To guarantee the reproduction of all our experiments, we use algorithms from the Weka Package [3] as classifiers. All the classifiers were used with the default parameters; we are convinced that better results could be found if adjustments are made in each classifier (considering only its result over the training set).

The first signature we uncovered contains 10 proteins, see Table 4. Using the Pathway Studio software [3], we generated an undirected graph of the known ‘direct relations’ of these 10 proteins. Each node in the graph corresponds to a protein and an edge exists if the Pathway Studio software produced a ‘direct relation’, indicating important association already observed in the life sciences literature. On this graph we looked for its maximum clique (Fig. 3a). We denote this graph as G = (V,E). Each vertex in V has a one-to-one correspondence with a protein. Each pair of vertices are connected by an edge in E, if and only if, there are many direct relations between the proteins reported in the literature. A clique in G is a subset X of V such that its induced graph G[X] is complete. In other words, we are looking for the maximum subset of proteins, in which all pairs of proteins already have a direct relationship identified between them, thus we consider this set the core of our 10-protein signature (this core has the 6-proteins listed above, see Fig. 3b).

Figure 3

Classification and prediction of clinical Alzheimer's diagnosis in subjects with Alzheimer's disease.

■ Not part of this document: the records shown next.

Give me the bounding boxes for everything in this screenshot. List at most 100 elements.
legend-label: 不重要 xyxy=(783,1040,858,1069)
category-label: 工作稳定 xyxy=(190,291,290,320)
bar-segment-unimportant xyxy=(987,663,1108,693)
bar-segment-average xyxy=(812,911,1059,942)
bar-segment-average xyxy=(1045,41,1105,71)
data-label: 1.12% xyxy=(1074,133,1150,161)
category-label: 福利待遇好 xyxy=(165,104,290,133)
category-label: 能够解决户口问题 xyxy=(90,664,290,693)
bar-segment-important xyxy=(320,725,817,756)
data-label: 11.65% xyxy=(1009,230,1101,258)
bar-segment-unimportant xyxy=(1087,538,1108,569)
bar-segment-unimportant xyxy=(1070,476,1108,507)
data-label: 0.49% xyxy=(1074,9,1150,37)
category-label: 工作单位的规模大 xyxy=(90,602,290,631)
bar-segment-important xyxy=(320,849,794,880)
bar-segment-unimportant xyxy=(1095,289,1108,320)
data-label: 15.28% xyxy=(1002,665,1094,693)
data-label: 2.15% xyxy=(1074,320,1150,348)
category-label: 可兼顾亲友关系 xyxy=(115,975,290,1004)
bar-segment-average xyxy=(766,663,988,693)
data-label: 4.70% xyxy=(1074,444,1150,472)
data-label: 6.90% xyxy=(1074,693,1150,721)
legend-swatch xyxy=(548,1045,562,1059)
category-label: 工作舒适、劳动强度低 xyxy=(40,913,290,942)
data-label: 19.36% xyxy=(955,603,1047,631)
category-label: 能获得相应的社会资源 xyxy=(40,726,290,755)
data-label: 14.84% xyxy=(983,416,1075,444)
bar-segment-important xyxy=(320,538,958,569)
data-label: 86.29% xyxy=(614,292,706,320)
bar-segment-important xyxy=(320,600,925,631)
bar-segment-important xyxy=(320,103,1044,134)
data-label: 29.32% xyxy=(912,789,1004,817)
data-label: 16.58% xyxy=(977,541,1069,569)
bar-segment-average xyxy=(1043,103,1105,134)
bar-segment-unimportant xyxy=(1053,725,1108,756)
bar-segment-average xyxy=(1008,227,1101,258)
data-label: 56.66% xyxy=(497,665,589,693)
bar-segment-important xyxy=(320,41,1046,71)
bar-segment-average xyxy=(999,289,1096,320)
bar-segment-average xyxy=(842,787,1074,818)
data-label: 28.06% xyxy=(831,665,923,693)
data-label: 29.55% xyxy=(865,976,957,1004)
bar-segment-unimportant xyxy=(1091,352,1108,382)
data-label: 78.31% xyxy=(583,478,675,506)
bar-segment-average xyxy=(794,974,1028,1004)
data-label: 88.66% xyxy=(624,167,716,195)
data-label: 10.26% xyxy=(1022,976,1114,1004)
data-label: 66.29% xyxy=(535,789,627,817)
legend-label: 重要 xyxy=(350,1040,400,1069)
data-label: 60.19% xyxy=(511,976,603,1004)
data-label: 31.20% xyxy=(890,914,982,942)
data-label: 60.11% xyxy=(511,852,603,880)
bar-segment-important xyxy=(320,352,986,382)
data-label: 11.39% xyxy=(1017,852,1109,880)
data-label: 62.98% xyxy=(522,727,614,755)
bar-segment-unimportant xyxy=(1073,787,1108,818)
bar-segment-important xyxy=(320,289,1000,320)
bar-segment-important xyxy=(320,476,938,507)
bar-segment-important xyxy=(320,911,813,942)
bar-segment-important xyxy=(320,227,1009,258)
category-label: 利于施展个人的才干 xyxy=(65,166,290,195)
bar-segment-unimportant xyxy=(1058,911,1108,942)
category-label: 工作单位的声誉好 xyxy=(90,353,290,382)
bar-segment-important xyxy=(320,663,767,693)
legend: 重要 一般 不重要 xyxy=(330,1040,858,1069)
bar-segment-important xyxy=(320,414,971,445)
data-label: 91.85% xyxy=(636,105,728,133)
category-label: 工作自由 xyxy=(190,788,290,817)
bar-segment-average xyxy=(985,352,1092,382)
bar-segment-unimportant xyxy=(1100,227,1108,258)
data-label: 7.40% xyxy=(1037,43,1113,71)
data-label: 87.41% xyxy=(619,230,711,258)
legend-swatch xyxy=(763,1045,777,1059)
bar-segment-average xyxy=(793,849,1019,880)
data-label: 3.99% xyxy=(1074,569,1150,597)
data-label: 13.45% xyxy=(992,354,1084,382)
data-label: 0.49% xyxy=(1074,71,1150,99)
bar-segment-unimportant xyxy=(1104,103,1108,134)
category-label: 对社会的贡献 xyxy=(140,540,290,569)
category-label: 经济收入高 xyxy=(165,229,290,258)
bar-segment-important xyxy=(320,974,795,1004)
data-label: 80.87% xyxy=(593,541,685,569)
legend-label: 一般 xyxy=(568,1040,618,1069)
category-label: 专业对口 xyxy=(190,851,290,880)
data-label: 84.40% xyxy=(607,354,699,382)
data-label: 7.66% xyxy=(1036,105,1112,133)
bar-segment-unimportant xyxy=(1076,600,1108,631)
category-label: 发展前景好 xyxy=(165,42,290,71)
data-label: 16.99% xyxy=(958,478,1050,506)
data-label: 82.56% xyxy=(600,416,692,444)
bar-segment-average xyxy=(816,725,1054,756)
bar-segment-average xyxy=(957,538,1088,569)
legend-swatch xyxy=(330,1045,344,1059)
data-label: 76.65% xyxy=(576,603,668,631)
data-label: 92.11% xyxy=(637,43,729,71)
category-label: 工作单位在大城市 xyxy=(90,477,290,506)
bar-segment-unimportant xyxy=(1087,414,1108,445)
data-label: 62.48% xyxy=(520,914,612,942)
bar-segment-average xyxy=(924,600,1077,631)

(a) An undirected graph, where each node corresponds a different protein belonging to the 10-protein signature we identified; each edge indicates the existence of a direct relation as obtained by searching the PubMed database, (using the Pathway Studio software). (b) Identification of the maximum clique of the graph, uncovering a robust 6-protein signature; each node on the clique has a direct relation with each other. Simple Logistic was used to classify and predict Alzheimer's (AD) and non-Alzheimer's class, in the training set (c), the blinded test set ‘AD’ (d). All the results are shown in a confusion matrix, for the training set a 10-fold cross-validation was applied 10 times, in both cases Simple Logistic was used with the default parameters of Weka package. All the p-values were calculated using the Fisher exact test.

Our first benchmark test for this 6-protein signature was done using Simple Logistic (SL) [14], perhaps the simplest classifier from the Weka software suite. With our 6-protein signature, SL had a performance of 86% after applying 10 times 10-fold cross-validation over the training set (Fig. 3c). When considering the “AD” test set, our 6-protein signature with SL was able to make a classification with 97% of accuracy. For AD samples we achieved 100% positive agreement and for NDC samples a 92% negative agreement (Fig. 3d).

When using the second test set (labelled “MCI”), that includes samples that had an initial diagnosis of mild cognitive impairment, the performance of all signatures increases the number of errors. It is reasonable to expect that our very trimmed classifiers are going to have some degradation of performance, as they have not been trained to distinguish confirmed AD samples from those that have MCI. When using the same signature to differentiate between AD and other samples of MCI patients, the occurrence of more errors is an expected outcome (Table 9). In spite of this fact, the overall performance of all signatures seems very robust.